What Will Happen When There Are 20,000 of Them?
Published: Nov 25, 2006

By: Denise Foley

Coyles
Jenny Larson and Natalie Larson, 15-year-old twins, are double jeopardy competitors from the Coyle School in Harrisburg.

If this weekend’s event is any gauge, this is what to expect when the World Irish Dancing Championships reel into town in ’09:

A minor earthquake. Irish dancers never stop dancing. Ever. They danced up and down the hallways, in the ladies rooms, around the lobby, out on Market Street. ... Irish dancers do not walk or run. They dance. If you weren’t careful, you could have been jigged or hornpiped to death.

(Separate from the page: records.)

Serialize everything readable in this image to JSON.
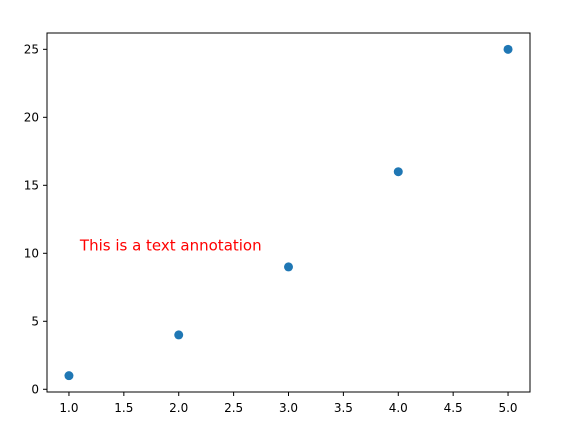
{
  "chart_data": {
    "type": "scatter",
    "title": "",
    "xlabel": "",
    "ylabel": "",
    "xlim": [
      0.8,
      5.2
    ],
    "ylim": [
      -0.2,
      26.2
    ],
    "x_ticks": [
      1.0,
      1.5,
      2.0,
      2.5,
      3.0,
      3.5,
      4.0,
      4.5,
      5.0
    ],
    "x_tick_labels": [
      "1.0",
      "1.5",
      "2.0",
      "2.5",
      "3.0",
      "3.5",
      "4.0",
      "4.5",
      "5.0"
    ],
    "y_ticks": [
      0,
      5,
      10,
      15,
      20,
      25
    ],
    "y_tick_labels": [
      "0",
      "5",
      "10",
      "15",
      "20",
      "25"
    ],
    "x": [
      1,
      2,
      3,
      4,
      5
    ],
    "y": [
      1,
      4,
      9,
      16,
      25
    ],
    "grid": false,
    "marker_color": "#1f77b4",
    "annotations": [
      {
        "text": "This is a text annotation",
        "x": 1.1,
        "y": 10.2,
        "color": "#ff0000"
      }
    ]
  }
}
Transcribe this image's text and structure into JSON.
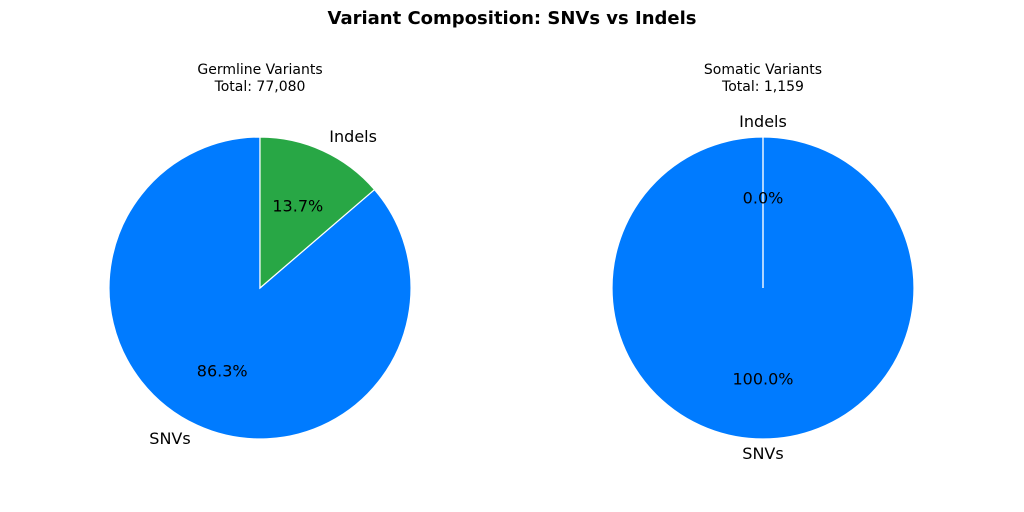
{
  "title": "Variant Composition: SNVs vs Indels",
  "colors": {
    "SNVs": "#007bff",
    "Indels": "#28a745",
    "edge": "#ffffff"
  },
  "chart_data": [
    {
      "type": "pie",
      "title": "Germline Variants",
      "subtitle": "Total: 77,080",
      "labels": [
        "SNVs",
        "Indels"
      ],
      "values": [
        86.3,
        13.7
      ],
      "pct_labels": [
        "86.3%",
        "13.7%"
      ],
      "start_angle_deg": 90,
      "direction": "counterclockwise"
    },
    {
      "type": "pie",
      "title": "Somatic Variants",
      "subtitle": "Total: 1,159",
      "labels": [
        "SNVs",
        "Indels"
      ],
      "values": [
        100.0,
        0.0
      ],
      "pct_labels": [
        "100.0%",
        "0.0%"
      ],
      "start_angle_deg": 90,
      "direction": "counterclockwise"
    }
  ]
}
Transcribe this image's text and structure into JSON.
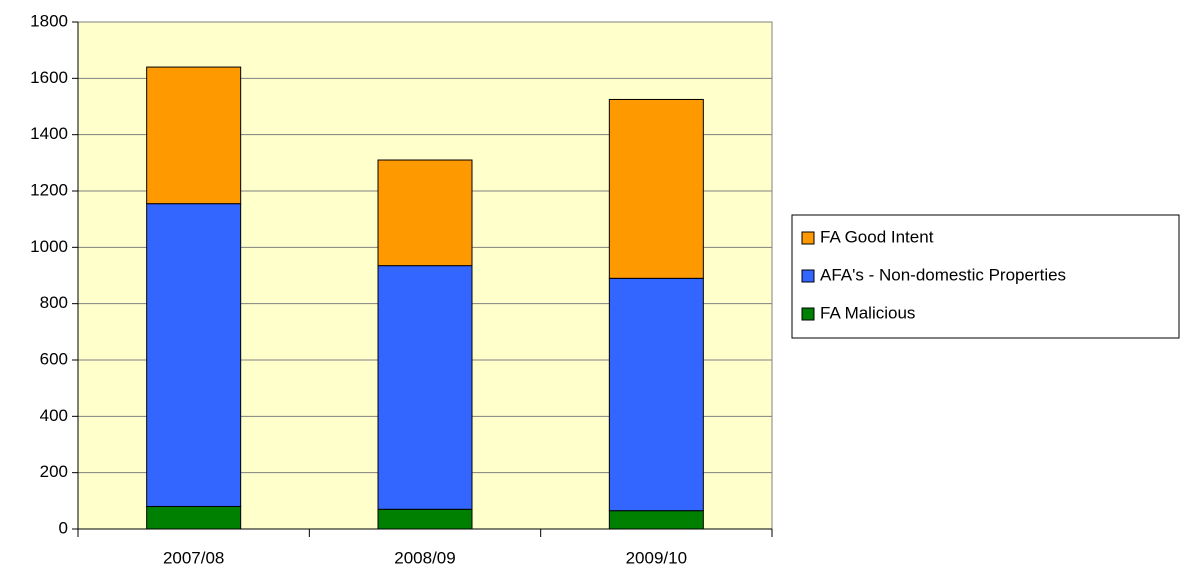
{
  "chart_data": {
    "type": "bar",
    "stacked": true,
    "categories": [
      "2007/08",
      "2008/09",
      "2009/10"
    ],
    "series": [
      {
        "name": "FA Malicious",
        "color": "#008000",
        "values": [
          80,
          70,
          65
        ]
      },
      {
        "name": "AFA's - Non-domestic Properties",
        "color": "#3366ff",
        "values": [
          1075,
          865,
          825
        ]
      },
      {
        "name": "FA Good Intent",
        "color": "#ff9900",
        "values": [
          485,
          375,
          635
        ]
      }
    ],
    "ylim": [
      0,
      1800
    ],
    "yticks": [
      0,
      200,
      400,
      600,
      800,
      1000,
      1200,
      1400,
      1600,
      1800
    ],
    "grid": true,
    "legend": "right"
  }
}
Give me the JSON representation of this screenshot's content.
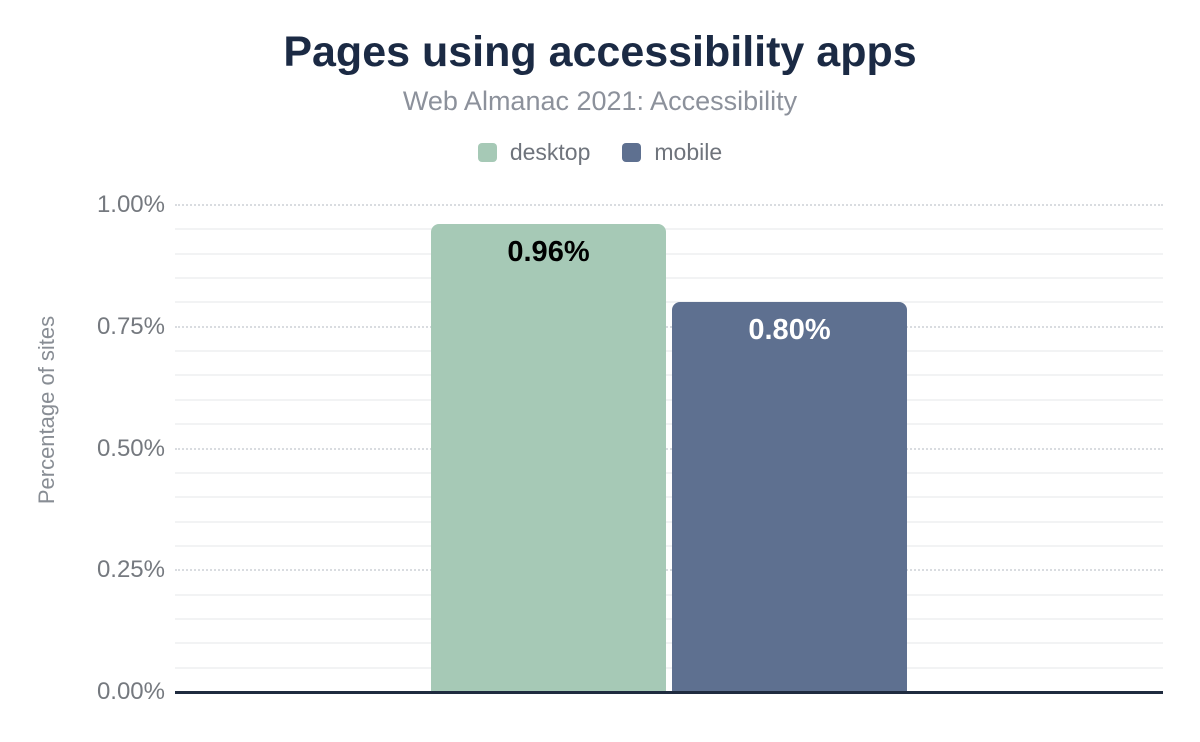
{
  "chart": {
    "title": "Pages using accessibility apps",
    "subtitle": "Web Almanac 2021: Accessibility"
  },
  "palette": {
    "title_color": "#1b2a44",
    "subtitle_color": "#8c919b",
    "tick_label_color": "#75797f",
    "y_axis_title_color": "#888d94",
    "legend_label_color": "#6f747c",
    "axis_baseline_color": "#1f2b3f",
    "major_gridline_color": "#d9dce0",
    "minor_gridline_color": "#f2f3f4",
    "background": "#ffffff"
  },
  "chart_data": {
    "type": "bar",
    "title": "Pages using accessibility apps",
    "subtitle": "Web Almanac 2021: Accessibility",
    "categories": [
      "desktop",
      "mobile"
    ],
    "series": [
      {
        "name": "desktop",
        "value": 0.96,
        "label": "0.96%",
        "color": "#a6c9b6",
        "label_color": "#000000"
      },
      {
        "name": "mobile",
        "value": 0.8,
        "label": "0.80%",
        "color": "#5e7090",
        "label_color": "#ffffff"
      }
    ],
    "xlabel": "",
    "ylabel": "Percentage of sites",
    "ylim": [
      0,
      1
    ],
    "yticks": [
      0,
      0.25,
      0.5,
      0.75,
      1.0
    ],
    "ytick_labels": [
      "0.00%",
      "0.25%",
      "0.50%",
      "0.75%",
      "1.00%"
    ],
    "minor_step": 0.05,
    "grid": "major: dotted horizontal; minor: faint solid horizontal",
    "legend_position": "top",
    "units": "percent"
  }
}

Something that looks like a Shirley Temple convention. Ah, the wigs. “It’s amazing how they can find them to match their hair,” said one Marriott employee, transfixed by the bobbing curls. The wigs are a fairly recent addition to Irish step dancing—they started to show up in the 1980s, the “big hair” era. The Mummer-like costumes are also of modern vintage. (Some of the intricately embroidered solo dresses can cost $1,000 or more, hence the huge market in gently danced-in costumes.) Historically, dancers wore their Sunday best—and that applied to hair as well as clothes.

Lots of grinning, giggling, gorgeous little girls having a great time. Some of them will be accompanied by obnoxious stage moms and dads, but the little girls don’t seem to pay them much attention. Thank heaven for little girls.